351 Linus Pauling Science Center (LPSC)
541-737-9551

Education

Ph.D. 2004, University of Chile; Postdoc 2004-2011, Barshop Institute for Longevity and Aging Studies, University of Texas Health Science Center at San Antonio

Research

My primary research focus is investigation of the role of protein homeostasis in aging. Studies in mice, Drosophila  and C. elegans suggest that activities associated with protein homeostasis decrease during aging. Previously in our laboratory, we found that the proteomes of long-lived species (i.e., little brown bat and naked mole rat) are more resistant to both urea-induced and heat-induced unfolding than that of shorter-lived bats or mice. We have also shown more robust maintenance of the proteasome and lower levels of ubiquitinated proteins in old (20-yr) naked mole rats when compared to old (3-yr) mice, suggesting that long-lived species might have evolved enhanced chaperone-like activities to preserve protein structure and prevent misfolding/aggregation. Using a comparative biology approach, my laboratory investigates the role of proteostasis in longevity by studying the three important processes that affect protein homeostasis: protein aggregation; protein folding (chaperones); and protein degradation.

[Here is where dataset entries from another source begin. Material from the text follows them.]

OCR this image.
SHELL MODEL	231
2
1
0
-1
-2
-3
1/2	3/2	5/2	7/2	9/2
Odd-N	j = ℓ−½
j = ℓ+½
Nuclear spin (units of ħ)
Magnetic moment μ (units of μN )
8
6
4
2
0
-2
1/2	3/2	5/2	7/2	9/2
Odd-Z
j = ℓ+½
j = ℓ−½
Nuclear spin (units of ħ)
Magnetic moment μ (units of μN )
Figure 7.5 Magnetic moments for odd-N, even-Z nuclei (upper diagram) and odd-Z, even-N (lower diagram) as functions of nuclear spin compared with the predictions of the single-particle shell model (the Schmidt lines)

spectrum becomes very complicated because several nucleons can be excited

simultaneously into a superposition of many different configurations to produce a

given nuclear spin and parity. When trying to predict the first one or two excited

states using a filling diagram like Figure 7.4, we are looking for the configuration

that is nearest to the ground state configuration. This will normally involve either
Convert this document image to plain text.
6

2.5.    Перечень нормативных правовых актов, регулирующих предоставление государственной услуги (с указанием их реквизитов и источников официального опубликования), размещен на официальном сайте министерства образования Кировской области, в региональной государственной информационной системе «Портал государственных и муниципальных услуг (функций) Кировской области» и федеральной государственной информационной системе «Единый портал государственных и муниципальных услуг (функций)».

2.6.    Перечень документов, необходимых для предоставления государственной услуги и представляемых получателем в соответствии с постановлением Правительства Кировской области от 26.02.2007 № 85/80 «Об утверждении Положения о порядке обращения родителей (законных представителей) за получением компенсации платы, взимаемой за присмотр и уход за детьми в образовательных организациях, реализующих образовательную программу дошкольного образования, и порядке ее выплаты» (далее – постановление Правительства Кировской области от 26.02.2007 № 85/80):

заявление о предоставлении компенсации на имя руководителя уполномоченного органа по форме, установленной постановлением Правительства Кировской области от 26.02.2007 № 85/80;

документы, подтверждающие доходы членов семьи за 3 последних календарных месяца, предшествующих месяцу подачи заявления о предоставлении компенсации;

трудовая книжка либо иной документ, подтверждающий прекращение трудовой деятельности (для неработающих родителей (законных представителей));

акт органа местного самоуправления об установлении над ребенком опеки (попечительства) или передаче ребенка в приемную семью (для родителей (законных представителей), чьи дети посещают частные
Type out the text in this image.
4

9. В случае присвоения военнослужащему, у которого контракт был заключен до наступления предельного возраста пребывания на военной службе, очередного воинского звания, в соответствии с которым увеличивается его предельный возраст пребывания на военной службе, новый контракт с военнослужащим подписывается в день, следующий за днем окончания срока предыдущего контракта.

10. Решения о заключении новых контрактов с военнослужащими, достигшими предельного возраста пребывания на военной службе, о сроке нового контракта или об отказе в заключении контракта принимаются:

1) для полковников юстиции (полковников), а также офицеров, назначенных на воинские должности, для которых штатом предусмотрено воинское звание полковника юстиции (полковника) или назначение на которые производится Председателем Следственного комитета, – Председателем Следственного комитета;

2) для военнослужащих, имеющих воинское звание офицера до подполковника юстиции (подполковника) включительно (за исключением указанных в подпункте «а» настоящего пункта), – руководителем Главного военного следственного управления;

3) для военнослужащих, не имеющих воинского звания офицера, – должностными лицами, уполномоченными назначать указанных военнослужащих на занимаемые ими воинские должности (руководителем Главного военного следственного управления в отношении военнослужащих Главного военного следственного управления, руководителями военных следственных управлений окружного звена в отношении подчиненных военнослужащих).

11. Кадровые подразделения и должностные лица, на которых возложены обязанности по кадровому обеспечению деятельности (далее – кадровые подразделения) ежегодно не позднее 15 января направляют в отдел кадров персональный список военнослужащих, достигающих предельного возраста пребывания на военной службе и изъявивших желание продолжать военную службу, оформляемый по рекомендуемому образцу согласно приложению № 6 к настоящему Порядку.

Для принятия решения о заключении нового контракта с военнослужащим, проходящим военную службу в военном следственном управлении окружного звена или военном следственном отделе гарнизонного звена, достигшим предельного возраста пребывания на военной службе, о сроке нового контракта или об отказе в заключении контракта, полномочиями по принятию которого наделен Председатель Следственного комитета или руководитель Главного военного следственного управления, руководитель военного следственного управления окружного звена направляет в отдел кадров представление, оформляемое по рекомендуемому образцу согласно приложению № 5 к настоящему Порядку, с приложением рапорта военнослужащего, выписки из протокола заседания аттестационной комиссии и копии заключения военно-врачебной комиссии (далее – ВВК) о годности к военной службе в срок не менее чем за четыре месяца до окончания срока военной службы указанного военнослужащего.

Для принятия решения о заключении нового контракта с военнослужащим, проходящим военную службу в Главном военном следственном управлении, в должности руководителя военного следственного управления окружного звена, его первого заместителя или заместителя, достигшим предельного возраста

My second area of interest includes studies on dietary restriction and rapamycin. The rationale for this study is that both interventions extend lifespan in rodents, and previous data suggest that dietary restriction and rapamycin could be acting via similar mechanisms. To test this, I am developing a study that compares the lifespan of mice maintained under four conditions: ad libitum feeding; dietary restriction; ad libitum feeding plus rapamycin; dietary restriction plus rapamycin. If rapamycin and dietary restriction act via the same mechanism, the effects of dietary restriction and rapamycin on lifespan should not be additive. If this is found to be the case, it will have a big impact on the aging field.  It will provide a better understanding of the aging process, spur the development of caloric restriction mimetics, and generate new insights regarding human aging.